Safety-Critical Contextual Control via Online Riemannian Optimization with World Models
For control systems with complex world models, this work provides a principled way to ensure safety without explicit dynamics, though the approach is incremental over existing model-based control methods.
This paper introduces a Penalized Predictive Control (PPC) framework for safety-critical control using black-box simulators, leveraging online Riemannian optimization and score-based density models to guide the planner. The method achieves a contextual safety bound controlled by score estimation error and curvature, outperforming baselines in dynamic navigation tasks.
Modern world models are becoming too complex to admit explicit dynamical descriptions.

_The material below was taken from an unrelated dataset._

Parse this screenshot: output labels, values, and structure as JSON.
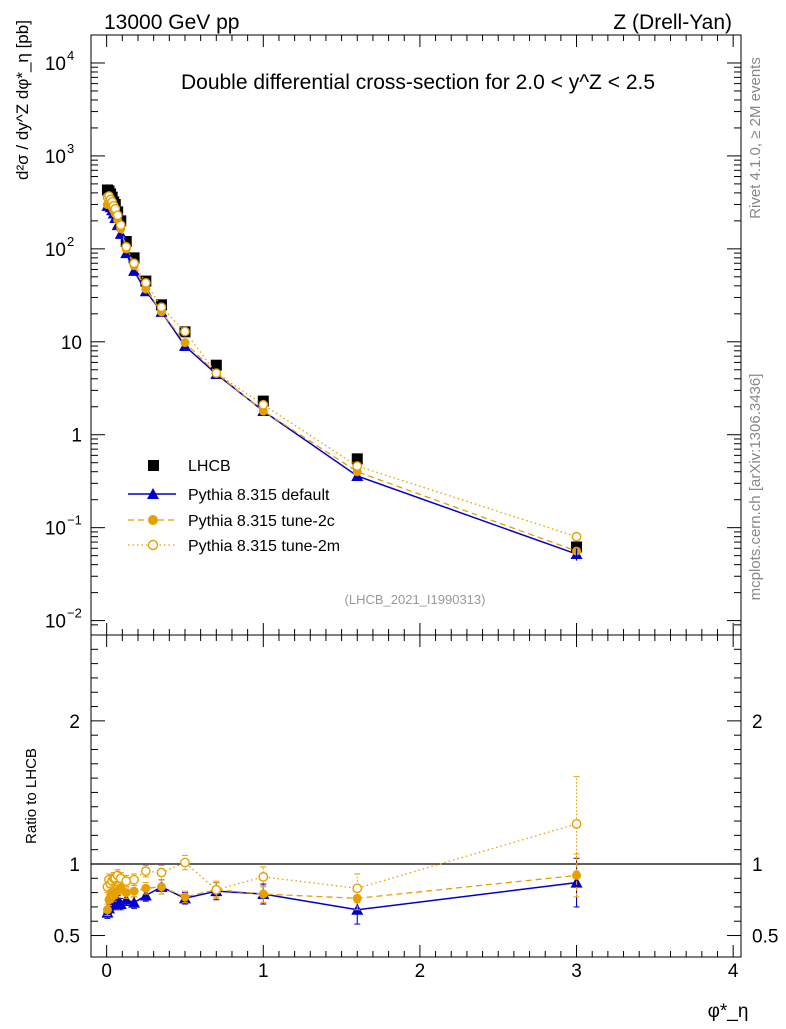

We study safety-critical contextual control, where a Planner must optimize a task objective using only feasibility samples from a black-box Simulator, conditioned on a context signal $ξ_t$. We develop a sample-based Penalized Predictive Control (PPC) framework grounded in online Riemannian optimization, in which the Simulator compresses the feasibility manifold into a score-based density $\hat{p}(u \mid ξ_t)$ that endows the action space with a Riemannian geometry guiding the Planner's gradient descent. The barrier curvature $κ(ξ_t)$, the minimum curvature of the conditional log-density $-\ln\hat{p}(\cdot\midξ_t)$, governs both convergence rate and safety margin, replacing the Lipschitz constant of the unknown dynamics. Our main result is a contextual safety bound showing that the distance from the true feasibility manifold is controlled by the score estimation error and a ratio that depends on $κ(ξ_t)$, both of which improve with richer context. Simulations on a dynamic navigation task confirm that contextual PPC substantially outperforms marginal and frozen density models, with the advantage growing after environment shifts.